No Instant Cure: A diagnosis is the starting line, not the finish line. Finding the right treatment mix takes time and patience.
Scope: This guide describes an outpatient evaluation. Inpatient or crisis evaluations follow different protocols.
Frequently Asked Questions:
1. Will I be forced to take medication?
No. In an outpatient setting like Sophroneo, treatment is voluntary. Your clinician will make recommendations based on medical evidence, but you are a partner in the decision.
2. How long does a depression evaluation take?
A typical new patient psychiatric evaluation lasts about 45 to 60 minutes. This allows enough time to cover your history and discuss a plan.
3. Can I bring a family member with me?
Yes. Having a supportive partner or family member can be helpful, as they may remember details you forget. You can also ask to speak with the clinician alone for part of the visit.

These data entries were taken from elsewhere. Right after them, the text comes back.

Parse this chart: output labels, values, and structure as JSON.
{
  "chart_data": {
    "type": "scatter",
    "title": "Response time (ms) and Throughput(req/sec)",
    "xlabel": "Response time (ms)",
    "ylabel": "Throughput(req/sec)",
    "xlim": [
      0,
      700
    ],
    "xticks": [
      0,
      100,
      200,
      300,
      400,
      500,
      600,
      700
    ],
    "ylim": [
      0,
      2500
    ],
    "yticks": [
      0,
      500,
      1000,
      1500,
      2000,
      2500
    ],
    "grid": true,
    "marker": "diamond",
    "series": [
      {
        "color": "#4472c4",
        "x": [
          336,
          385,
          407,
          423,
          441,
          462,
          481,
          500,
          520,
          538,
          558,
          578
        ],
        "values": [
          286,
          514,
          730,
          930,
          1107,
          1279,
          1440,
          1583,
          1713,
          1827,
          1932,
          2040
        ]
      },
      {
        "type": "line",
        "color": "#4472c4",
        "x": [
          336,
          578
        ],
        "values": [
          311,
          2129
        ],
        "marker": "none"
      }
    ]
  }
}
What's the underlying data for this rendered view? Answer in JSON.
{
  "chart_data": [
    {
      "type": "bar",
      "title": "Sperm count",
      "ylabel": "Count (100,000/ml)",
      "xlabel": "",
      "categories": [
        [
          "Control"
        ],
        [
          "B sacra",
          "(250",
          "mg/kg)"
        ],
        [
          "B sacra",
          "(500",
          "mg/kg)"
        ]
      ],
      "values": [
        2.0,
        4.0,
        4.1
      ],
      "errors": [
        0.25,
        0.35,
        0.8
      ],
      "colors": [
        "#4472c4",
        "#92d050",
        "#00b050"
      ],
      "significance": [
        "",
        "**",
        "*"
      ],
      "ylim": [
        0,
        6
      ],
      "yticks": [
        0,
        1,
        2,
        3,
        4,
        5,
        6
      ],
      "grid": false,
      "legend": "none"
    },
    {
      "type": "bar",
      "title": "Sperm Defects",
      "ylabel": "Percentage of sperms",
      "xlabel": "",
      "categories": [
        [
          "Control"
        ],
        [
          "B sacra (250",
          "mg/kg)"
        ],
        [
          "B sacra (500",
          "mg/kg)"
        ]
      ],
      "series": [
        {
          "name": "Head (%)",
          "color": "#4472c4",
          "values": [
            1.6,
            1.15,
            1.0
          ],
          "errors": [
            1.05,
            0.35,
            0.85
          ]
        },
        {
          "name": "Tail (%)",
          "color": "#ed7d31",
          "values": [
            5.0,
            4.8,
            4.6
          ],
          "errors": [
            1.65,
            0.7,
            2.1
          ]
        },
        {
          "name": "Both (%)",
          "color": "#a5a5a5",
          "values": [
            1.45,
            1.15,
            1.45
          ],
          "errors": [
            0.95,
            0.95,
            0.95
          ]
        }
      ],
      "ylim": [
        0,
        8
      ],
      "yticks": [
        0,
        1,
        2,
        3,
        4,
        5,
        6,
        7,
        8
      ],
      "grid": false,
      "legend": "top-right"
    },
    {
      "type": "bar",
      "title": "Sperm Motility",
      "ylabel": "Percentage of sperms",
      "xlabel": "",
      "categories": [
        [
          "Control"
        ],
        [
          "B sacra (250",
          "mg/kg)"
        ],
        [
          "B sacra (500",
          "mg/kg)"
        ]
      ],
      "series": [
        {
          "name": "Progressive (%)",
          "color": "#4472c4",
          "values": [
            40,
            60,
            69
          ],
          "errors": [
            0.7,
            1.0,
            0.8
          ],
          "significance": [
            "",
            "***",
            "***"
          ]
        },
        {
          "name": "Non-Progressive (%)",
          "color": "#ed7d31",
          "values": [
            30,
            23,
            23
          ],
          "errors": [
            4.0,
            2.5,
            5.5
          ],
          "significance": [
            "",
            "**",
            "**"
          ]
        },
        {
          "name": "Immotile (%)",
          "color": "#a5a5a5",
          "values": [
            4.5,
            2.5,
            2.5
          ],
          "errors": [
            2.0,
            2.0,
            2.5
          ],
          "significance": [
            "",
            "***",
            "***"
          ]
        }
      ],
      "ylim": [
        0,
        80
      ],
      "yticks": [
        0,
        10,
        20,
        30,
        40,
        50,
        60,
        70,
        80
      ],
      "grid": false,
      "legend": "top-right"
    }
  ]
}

4. What if I don't "look" depressed?
Depression doesn't have a "look." You can have a job, smile at neighbors, and still be struggling internally. Clinicians are trained to look past appearances to the underlying symptoms.
5. Does insurance cover the evaluation?
Yes. Most commercial insurance plans and Medicare cover psychiatric evaluations (CPT code 90791 or 90792). Sophroneo can help verify your specific coverage.
6. What happens after the evaluation?
You will leave with a plan. This might include a prescription, a referral to a therapist, a schedule for a follow-up visit, or a recommendation for a TMS consultation if appropriate.